MORTGAGE AMORTIZATION FACTS
What is a Mortgage Amortization?
Amortization periods are primarily the overall length of the mortgage. Ultimately the amortization period determines the monthly payment of your mortgage. The longer the amortization the lower the payment and vice versa, the lower the amortization the higher the monthly payment. For example say you have a $300,000 mortgage at a rate of 2.99% and it is amortized over 25 years, your monthly payment would be $1,421.07, then say you have the same mortgage amortized over 10 years your monthly payment becomes $2,895.44. Although you have a shorter mortgage life the mortgage payment becomes quite high.
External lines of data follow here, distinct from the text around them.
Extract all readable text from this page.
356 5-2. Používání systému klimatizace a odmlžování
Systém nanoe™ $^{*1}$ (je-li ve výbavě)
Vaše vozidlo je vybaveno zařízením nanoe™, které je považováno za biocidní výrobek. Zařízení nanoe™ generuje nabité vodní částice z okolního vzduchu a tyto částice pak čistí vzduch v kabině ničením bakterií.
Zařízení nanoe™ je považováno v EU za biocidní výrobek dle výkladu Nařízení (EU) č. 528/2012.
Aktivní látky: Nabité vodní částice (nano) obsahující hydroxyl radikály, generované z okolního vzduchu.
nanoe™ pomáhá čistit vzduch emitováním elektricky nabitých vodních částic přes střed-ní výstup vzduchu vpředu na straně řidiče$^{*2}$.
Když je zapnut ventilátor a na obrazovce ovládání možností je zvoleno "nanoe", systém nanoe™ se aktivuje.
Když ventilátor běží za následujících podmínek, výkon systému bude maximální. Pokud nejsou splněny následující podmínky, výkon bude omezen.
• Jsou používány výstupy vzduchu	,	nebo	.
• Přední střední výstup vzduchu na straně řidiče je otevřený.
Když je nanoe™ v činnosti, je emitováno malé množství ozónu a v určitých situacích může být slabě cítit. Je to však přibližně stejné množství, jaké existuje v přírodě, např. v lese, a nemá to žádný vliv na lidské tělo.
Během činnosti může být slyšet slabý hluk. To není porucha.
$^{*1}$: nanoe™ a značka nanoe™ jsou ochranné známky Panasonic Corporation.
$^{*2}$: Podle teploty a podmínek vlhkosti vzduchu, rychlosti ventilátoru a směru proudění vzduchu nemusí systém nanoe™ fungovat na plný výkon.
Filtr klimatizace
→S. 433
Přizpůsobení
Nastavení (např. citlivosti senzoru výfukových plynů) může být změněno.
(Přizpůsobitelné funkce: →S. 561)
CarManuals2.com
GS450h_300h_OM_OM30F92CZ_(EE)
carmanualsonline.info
Amortization periods also determine how much interest is paid and how much principal is paid. If you were to amortize a mortgage over 25 years then you would pay quite a lot in interest vs. amortizing a mortgage over 10 years then you would pay a lot more principal.
Nowadays, unless you are putting more than 20% down on the purchase of a house the maximum number of years you can amortize a mortgage over is 25 years. If you are putting down 20% or more then you could have the option to amortize the mortgage over 35 years.
What is the term and how it is related to the mortgage amortization? The mortgage term is simply the term for the interest rate you have. Within a mortgage amortization period you could have 5, 5 year terms to make up a 25 year amortization, or more or less depending on the terms you choose throughout. At the end of your mortgage term you have to renegotiate your interest rate.